Y desde ahí podemos trabajar.
→ AGENDA TU SESIÓN EMDR
Preguntas frecuentes sobre EMDR
¿Qué es EMDR en palabras simples?
EMDR es una terapia que ayuda a procesar experiencias dolorosas, traumáticas o emocionalmente significativas que siguen afectando tu vida actual. No borra lo que pasó, pero puede ayudar a que el recuerdo, la sensación o la creencia pierdan intensidad emocional y corporal.
¿EMDR solo sirve para trauma?
No. EMDR es especialmente conocido por su uso en trauma y estrés postraumático, pero también puede utilizarse para trabajar recuerdos dolorosos, duelos, ansiedad, creencias negativas, bloqueos, memorias tempranas, experiencias preverbales y sensaciones corporales que siguen teniendo carga en el presente.
¿EMDR sirve para trauma relacional?
Sí puede ayudar, pero en trauma relacional suele ser importante ir con más cuidado. Cuando el daño ocurrió dentro de vínculos importantes, el sistema nervioso puede necesitar preparación, regulación y seguridad antes de procesar ciertos recuerdos o experiencias. Para trauma relacional te sugiero mejor empezar con terapia somática.

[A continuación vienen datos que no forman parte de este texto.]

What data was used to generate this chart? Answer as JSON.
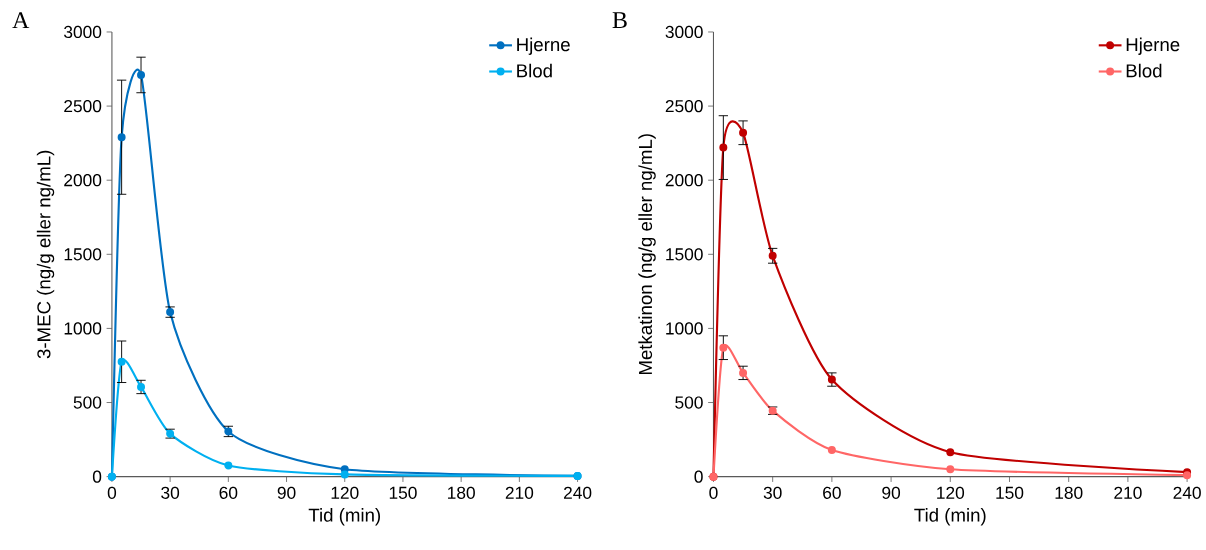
{
  "chart_data": [
    {
      "type": "line",
      "annotations": [
        "A"
      ],
      "xlabel": "Tid (min)",
      "ylabel": "3-MEC (ng/g eller ng/mL)",
      "x": [
        0,
        5,
        15,
        30,
        60,
        120,
        240
      ],
      "xlim": [
        0,
        240
      ],
      "xticks": [
        0,
        30,
        60,
        90,
        120,
        150,
        180,
        210,
        240
      ],
      "ylim": [
        0,
        3000
      ],
      "yticks": [
        0,
        500,
        1000,
        1500,
        2000,
        2500,
        3000
      ],
      "marker": "circle",
      "legend": "top right",
      "grid": false,
      "series": [
        {
          "name": "Hjerne",
          "color": "#0070c0",
          "values": [
            0,
            2290,
            2710,
            1110,
            305,
            50,
            5
          ],
          "errors": [
            null,
            385,
            120,
            35,
            35,
            null,
            null
          ]
        },
        {
          "name": "Blod",
          "color": "#00b0f0",
          "values": [
            0,
            775,
            605,
            290,
            75,
            15,
            5
          ],
          "errors": [
            null,
            140,
            45,
            30,
            null,
            null,
            null
          ]
        }
      ]
    },
    {
      "type": "line",
      "annotations": [
        "B"
      ],
      "xlabel": "Tid (min)",
      "ylabel": "Metkatinon (ng/g eller ng/mL)",
      "x": [
        0,
        5,
        15,
        30,
        60,
        120,
        240
      ],
      "xlim": [
        0,
        240
      ],
      "xticks": [
        0,
        30,
        60,
        90,
        120,
        150,
        180,
        210,
        240
      ],
      "ylim": [
        0,
        3000
      ],
      "yticks": [
        0,
        500,
        1000,
        1500,
        2000,
        2500,
        3000
      ],
      "marker": "circle",
      "legend": "top right",
      "grid": false,
      "series": [
        {
          "name": "Hjerne",
          "color": "#c00000",
          "values": [
            0,
            2220,
            2320,
            1490,
            655,
            165,
            30
          ],
          "errors": [
            null,
            215,
            80,
            50,
            45,
            null,
            null
          ]
        },
        {
          "name": "Blod",
          "color": "#ff6666",
          "values": [
            0,
            870,
            700,
            445,
            180,
            50,
            10
          ],
          "errors": [
            null,
            80,
            45,
            25,
            null,
            null,
            null
          ]
        }
      ]
    }
  ]
}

¿Se pueden trabajar memorias intrauterinas con EMDR?
En algunos procesos pueden aparecer sensaciones, imágenes o impresiones asociadas a etapas muy tempranas de vida, incluso intrauterinas. Desde una mirada clínica e informada en trauma, no se trata de comprobar si esas imágenes son recuerdos literales, sino de trabajar con la carga emocional y corporal que traen hoy. Lo importante es cómo ese material se manifiesta en el sistema nervioso actual y qué necesita para integrarse con más seguridad.
¿Tengo que hablar mucho durante EMDR?
No necesariamente. EMDR no requiere contar todos los detalles de lo que pasó. Se puede trabajar con recuerdos, imágenes, sensaciones, emociones, olores o creencias, cuidando siempre que el proceso no sea invasivo ni desbordante.
¿EMDR es solo mover los ojos?
No. Los movimientos oculares o la estimulación bilateral son una parte del método, pero EMDR es una psicoterapia estructurada de ocho fases en 3 vertientes (pasado, presente y futuro) que incluye evaluación, preparación, procesamiento e integración.
¿Cuántas sesiones de EMDR necesito?
Depende de tu historia, de tus recursos actuales y del tipo de experiencia que quieras trabajar. No es lo mismo procesar un evento puntual que trabajar trauma relacional, experiencias tempranas o patrones que se han repetido durante años.
¿EMDR puede ser intenso?
Sí, puede movilizar emociones, recuerdos, imágenes o sensaciones corporales. Por eso es importante hacerlo con una profesional que trabaje desde una mirada clínica, compasiva, somática e informada en trauma.
¿Puedo hacer EMDR si soy muy mental o racional?
Sí. De hecho, EMDR puede ayudar cuando ya entendiste mucho desde la mente, pero tu cuerpo sigue reaccionando igual. No se trata de apagar la mente, sino de incluir al sistema nervioso en el proceso.
¿EMDR borra los recuerdos?
No. EMDR no borra recuerdos ni elimina tu historia. Lo que puede cambiar es la carga emocional y corporal asociada a una experiencia, una imagen, una sensación o una creencia. Puedes recordar lo que pasó, pero ya no sentirlo con la misma intensidad o amenaza.